Epílogo:
Lupin deu um suave beijo na rosa que tinha nas mãos e olhou para o céu. Algumas aves comemoravam o verão voando alto para todos os lados. A brisa suave e reconfortante jogava seus cabelos para trás... Ela foi a única testemunha daquela solitária lágrima que caiu de seus olhos ao mirar a lápide à sua frente.
"Lany Mily"
"Não importa o que o amor nos faz sofrer
Não importa as lágrimas que ele nos faz derramar
O importante é ter conhecido você
E mais ainda é ter podido te amar."
E mais a baixo, havia um poema bastante conhecido gravado na pedra. Impossível apagar.

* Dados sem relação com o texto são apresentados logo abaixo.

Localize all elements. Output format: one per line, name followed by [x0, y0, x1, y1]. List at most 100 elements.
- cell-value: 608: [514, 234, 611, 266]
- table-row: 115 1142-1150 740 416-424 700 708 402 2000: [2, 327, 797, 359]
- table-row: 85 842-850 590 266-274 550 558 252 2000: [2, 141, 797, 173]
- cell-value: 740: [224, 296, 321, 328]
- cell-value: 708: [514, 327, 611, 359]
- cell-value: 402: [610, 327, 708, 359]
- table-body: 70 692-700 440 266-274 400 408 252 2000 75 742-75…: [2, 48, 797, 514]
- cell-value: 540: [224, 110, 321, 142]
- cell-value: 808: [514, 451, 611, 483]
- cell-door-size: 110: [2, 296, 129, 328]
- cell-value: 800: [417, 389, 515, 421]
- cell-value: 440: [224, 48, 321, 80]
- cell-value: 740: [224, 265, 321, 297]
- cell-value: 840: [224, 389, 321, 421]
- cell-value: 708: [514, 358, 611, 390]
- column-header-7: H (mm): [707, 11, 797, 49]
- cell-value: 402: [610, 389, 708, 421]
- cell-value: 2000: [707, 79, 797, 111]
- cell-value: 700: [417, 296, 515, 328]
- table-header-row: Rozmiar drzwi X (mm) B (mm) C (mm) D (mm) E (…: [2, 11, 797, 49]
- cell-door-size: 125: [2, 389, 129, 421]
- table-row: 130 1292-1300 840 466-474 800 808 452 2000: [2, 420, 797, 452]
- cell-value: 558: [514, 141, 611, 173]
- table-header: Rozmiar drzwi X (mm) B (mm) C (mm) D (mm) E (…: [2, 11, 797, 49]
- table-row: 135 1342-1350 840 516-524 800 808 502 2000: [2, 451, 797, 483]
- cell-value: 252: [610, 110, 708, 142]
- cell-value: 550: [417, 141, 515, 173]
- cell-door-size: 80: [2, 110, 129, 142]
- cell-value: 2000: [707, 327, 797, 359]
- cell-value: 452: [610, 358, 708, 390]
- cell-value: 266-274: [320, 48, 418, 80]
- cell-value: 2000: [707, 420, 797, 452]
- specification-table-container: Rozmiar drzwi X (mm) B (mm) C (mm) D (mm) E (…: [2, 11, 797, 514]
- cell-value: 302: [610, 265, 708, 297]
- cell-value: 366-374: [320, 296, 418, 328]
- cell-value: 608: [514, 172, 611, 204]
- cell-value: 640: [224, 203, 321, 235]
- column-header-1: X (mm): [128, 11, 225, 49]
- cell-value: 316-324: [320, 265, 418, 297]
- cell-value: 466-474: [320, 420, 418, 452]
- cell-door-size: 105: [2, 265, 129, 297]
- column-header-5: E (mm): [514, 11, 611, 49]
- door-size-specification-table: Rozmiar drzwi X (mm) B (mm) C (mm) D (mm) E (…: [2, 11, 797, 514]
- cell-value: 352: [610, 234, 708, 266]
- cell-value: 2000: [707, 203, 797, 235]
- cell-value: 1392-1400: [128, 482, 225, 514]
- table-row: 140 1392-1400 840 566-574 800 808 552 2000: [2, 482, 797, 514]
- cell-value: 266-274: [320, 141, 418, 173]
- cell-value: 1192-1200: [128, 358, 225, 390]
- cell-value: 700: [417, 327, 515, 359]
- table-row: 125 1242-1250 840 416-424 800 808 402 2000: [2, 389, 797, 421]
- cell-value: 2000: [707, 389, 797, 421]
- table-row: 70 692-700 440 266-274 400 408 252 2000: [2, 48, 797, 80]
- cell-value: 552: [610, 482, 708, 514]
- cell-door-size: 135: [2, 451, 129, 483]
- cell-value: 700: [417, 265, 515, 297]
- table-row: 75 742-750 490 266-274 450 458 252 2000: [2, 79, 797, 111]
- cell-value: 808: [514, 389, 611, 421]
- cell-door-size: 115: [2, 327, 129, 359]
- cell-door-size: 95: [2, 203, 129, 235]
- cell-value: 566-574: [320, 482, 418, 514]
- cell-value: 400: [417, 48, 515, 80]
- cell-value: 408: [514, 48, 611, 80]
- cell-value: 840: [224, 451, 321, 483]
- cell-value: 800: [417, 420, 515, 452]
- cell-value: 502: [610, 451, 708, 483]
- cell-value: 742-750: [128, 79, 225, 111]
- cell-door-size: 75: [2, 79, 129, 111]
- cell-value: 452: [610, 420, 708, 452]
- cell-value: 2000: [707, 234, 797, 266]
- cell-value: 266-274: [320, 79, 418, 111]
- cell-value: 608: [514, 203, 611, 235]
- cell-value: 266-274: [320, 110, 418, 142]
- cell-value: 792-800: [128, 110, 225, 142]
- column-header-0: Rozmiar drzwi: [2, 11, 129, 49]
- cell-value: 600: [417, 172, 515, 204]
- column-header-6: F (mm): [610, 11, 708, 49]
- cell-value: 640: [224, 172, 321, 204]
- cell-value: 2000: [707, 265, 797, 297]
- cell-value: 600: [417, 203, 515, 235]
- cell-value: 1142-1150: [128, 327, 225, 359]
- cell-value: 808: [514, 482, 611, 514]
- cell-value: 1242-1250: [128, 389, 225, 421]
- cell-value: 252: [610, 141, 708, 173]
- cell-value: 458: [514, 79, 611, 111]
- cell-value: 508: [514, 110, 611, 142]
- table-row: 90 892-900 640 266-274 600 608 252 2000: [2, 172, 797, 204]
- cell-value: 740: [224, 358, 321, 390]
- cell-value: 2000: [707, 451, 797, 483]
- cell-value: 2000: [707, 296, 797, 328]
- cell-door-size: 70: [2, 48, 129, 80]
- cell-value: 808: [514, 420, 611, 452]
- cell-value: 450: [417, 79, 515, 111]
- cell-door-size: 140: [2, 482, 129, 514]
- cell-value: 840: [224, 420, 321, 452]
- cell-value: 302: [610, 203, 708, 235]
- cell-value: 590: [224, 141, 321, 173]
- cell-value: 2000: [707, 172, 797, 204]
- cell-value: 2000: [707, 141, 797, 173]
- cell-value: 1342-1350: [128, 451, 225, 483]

De tudo ao meu amor serei atento
Antes, e com tal zelo, e sempre, e tanto
Que mesmo em face do maior encanto
Dele se encante mais meu pensamento.
Quero vivê-lo em cada vão momento
E em seu louvor hei de espalhar meu canto
E rir meu riso e derramar meu pranto
Ao seu pesar ou seu contentamento
E assim, quando mais tarde me procure
Quem sabe a morte, angústia de quem vive
Quem sabe a solidão, fim de quem ama
Eu possa me dizer do amor (que tive):
Que não seja imortal, posto que é chama
Mas que seja infinito enquanto dure.
A palavra "dure" foi ainda regada mais duas novas lágrimas que caíram dos olhos castanhos do ex-professor de DCAT.
Ele se levantou do chão, ainda mirando as palavras na lápide de pedra. Lembrou, como um vídeo insistente que roda, roda e roda sem precisar de comando, o que acontecera alguns meses atrás.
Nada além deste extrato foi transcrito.